2009年6月16日火曜日

不愉快な本: 三砂ちづる「オニババ化する女たち」

H 氏は今年フレッシュマンセミナーの担当で、授業で何冊か本を読ませ、発表・ディスカッションをしています。その中には学生に批判的に読んで欲しい本も入っています。この本もそのような意図で選んだ本です。 本日、その発表とディスカッションを行いました。
 著者は、オニババの昔話を「社会の中で適切な役割を与えられない独身の女性が、山に籠もるしかなくなり、オニババとなり、ときおりエネルギーの行き場を求めて、若い男を襲うしかない、と言う話だったと、私はとらえています。」と言い、「性と生殖に関わるエネルギー」を発散できない、結婚・出産をしていない女性を「オニババ」だと言います。
 もしかしたら、インパクトを与えるためにこのようなタイトルにしたのかも知れませんが、結婚・出産をしていない女性がこのようなことを言われてどんな気持ちになるか想像したことはないのでしょうか?「子どもを産むことやからだに向き合うことによって、女性の人生というのはレベルアップして、より広い視野でいろいろなことが出来るようになる」そうですが、そのようにレベルの高い著者がその程度のことも想像できないのでしょうか?

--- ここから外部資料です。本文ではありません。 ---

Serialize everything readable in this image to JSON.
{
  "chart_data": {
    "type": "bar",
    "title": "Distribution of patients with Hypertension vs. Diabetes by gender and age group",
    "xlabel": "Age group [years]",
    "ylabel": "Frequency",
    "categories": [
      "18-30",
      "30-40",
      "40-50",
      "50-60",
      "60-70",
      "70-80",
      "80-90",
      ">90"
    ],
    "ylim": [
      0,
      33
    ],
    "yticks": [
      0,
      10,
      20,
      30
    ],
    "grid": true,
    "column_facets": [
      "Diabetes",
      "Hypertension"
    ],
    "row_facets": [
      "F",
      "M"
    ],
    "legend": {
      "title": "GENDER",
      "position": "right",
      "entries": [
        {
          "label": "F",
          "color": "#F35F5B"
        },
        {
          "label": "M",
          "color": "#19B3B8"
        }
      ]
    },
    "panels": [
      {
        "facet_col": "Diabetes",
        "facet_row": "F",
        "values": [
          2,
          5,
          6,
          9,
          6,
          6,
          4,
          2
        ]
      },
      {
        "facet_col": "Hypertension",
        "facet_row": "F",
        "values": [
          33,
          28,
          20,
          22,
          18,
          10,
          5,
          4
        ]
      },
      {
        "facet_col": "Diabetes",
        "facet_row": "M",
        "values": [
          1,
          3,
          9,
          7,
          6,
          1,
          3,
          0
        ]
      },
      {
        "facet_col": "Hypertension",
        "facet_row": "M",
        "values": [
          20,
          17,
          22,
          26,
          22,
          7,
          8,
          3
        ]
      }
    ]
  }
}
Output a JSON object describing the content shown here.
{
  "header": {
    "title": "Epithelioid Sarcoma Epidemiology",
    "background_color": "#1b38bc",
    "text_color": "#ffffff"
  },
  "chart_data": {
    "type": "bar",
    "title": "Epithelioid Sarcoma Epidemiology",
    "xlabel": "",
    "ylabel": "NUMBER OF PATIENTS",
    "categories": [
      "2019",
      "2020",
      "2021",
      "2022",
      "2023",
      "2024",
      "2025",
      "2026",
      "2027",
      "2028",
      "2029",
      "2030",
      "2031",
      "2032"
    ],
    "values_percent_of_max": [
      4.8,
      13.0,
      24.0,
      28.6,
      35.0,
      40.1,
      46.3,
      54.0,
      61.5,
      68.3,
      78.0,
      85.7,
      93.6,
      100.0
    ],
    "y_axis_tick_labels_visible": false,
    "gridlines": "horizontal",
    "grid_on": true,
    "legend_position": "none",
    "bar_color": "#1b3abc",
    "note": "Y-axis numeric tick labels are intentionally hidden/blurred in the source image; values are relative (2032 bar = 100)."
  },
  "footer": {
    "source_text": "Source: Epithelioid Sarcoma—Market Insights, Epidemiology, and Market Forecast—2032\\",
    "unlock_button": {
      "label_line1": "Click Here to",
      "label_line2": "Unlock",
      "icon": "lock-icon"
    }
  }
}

 仮に著者の言うように「社会の中で適切な役割を与えられない独身の女性」が「オニババ」になるのだとしたら、産むことにしか価値を認められなかった女性に「社会の中で適切な役割を」与えることこそ大切なのではないでしょうか?フェミニズムは、子供を産み育てることにしか価値を認められず、それ以外に選択肢の無かった女性に、一人の人間としての価値と人生における選択肢が認められると言う、人間として必要最低限の権利を目指してきました。それをあたかも女性を「オニババ化」の元凶の如く言うのは甚だ筋違いと言わざるを得ません。H の知っている、著者の所謂「オニババ」なる女性は皆心優しい立派な方ばかりです。それを「オニババ」と言うなら、H は断固として「オニババ」の味方です。